Things feel different around here these days. It’s really quiet and there are remarkably fewer dishes in the sink. Last week our dear friends were visiting from Nashville. On Friday, when it was time for them to pack up and head back to the city, they also packed up a little something extra… three additional children! Oh, my. All three of my kids were heading for a week long adventure in the big city.
This is out of the ordinary for Eric and me. (And for the kids, too!) We generally like to keep our little ones close at hand, with most of their influences coming from us and the farm. I mean, that’s kind of our personal mission: to have a strong and connected family with compassionate, capable, nature-oriented children. Sure, they have had sleepovers here and there, but a whole week? And in an urban setting with bus rides and Elvis, big libraries and public pools, candy stores and Bobby’s Dairy Dip? Not so much.

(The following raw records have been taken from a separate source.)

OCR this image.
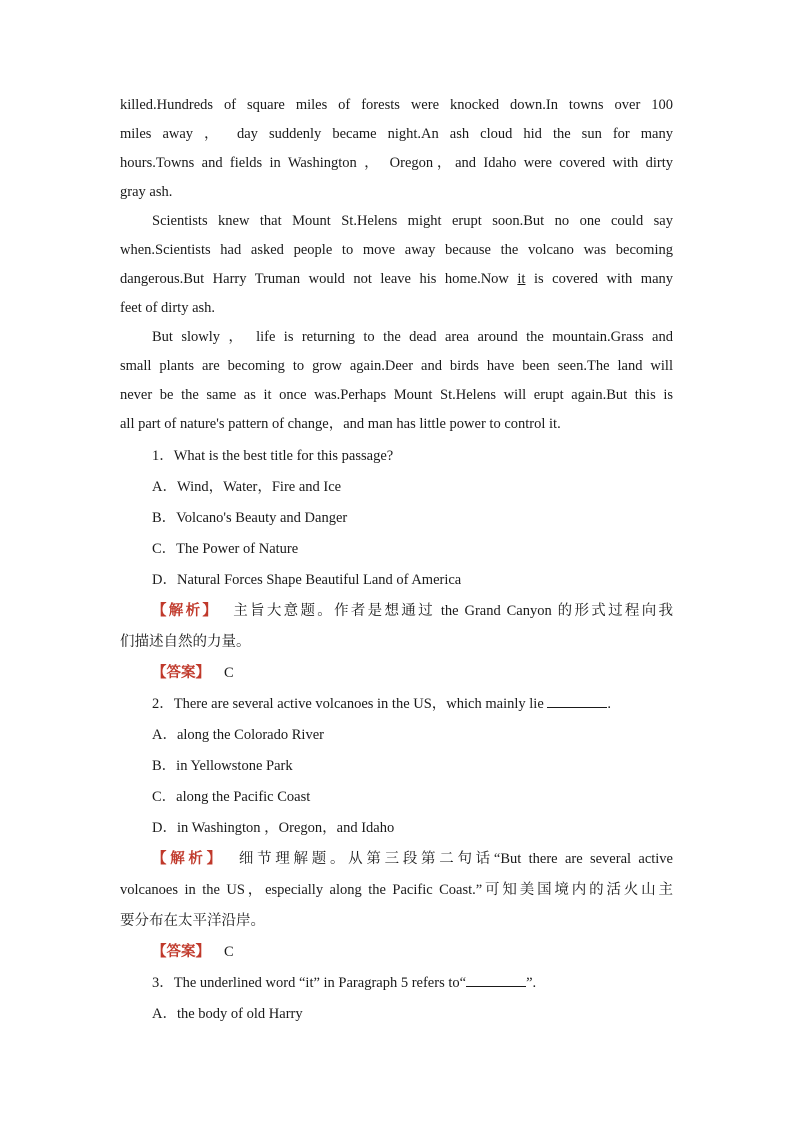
killed.Hundreds of square miles of forests were knocked down.In towns over 100
miles away ， day suddenly became night.An ash cloud hid the sun for many
hours.Towns and fields in Washington ， Oregon，and Idaho were covered with dirty
gray ash.
Scientists knew that Mount St.Helens might erupt soon.But no one could say
when.Scientists had asked people to move away because the volcano was becoming
dangerous.But Harry Truman would not leave his home.Now it is covered with many
feet of dirty ash.
But slowly ， life is returning to the dead area around the mountain.Grass and
small plants are becoming to grow again.Deer and birds have been seen.The land will
never be the same as it once was.Perhaps Mount St.Helens will erupt again.But this is
all part of nature's pattern of change，and man has little power to control it.

1．What is the best title for this passage?

A．Wind，Water，Fire and Ice

B．Volcano's Beauty and Danger

C．The Power of Nature

D．Natural Forces Shape Beautiful Land of America

【解析】 主旨大意题。作者是想通过 the Grand Canyon 的形式过程向我
们描述自然的力量。

【答案】 C

2．There are several active volcanoes in the US，which mainly lie	.

A．along the Colorado River

B．in Yellowstone Park

C．along the Pacific Coast

D．in Washington ，Oregon，and Idaho

【解析】 细节理解题。从第三段第二句话“But there are several active
volcanoes in the US，especially along the Pacific Coast.”可知美国境内的活火山主
要分布在太平洋沿岸。

【答案】 C

3．The underlined word “it” in Paragraph 5 refers to“	”.

A．the body of old Harry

As it inevitably goes, my kids are growing. Their interests are widening. As much as I want the farm to be their center of influence, and eventually the place they might choose to live and possibly even raise their own families, how will they choose this life if they never experience anything different? The sparkling allure of “other” might hang in the backs of their minds when they are adults, enticing them to get the hell off the farm. What basis of comparison will they have to decide if there is nothing to compare? I don’t know the answers. Not at all. I don’t even know the questions, as new ones seem to arise each and every day. I muddle through this parenting gig, hoping that I’m not totally screwing up.
I know how to love my children, though. I love them fiercely. But I can’t let that fierce mama bear love hinder my children’s potential or limit their opportunities. As their parent, I obviously have their best interests in mind. I wouldn’t just set them loose in the city. They have a loving and remarkable guide. (Albeit somewhat crazy for offering to host my three wild kids for an entire week! Eric says it’s the greatest sacrifice since the Crucifixion. Ha!!) It’s the letting go part of parenting that I am wrestling with now. I see, too, that there is more than just “letting go”… it’s about letting them grow into the beautiful flowers I know they will become.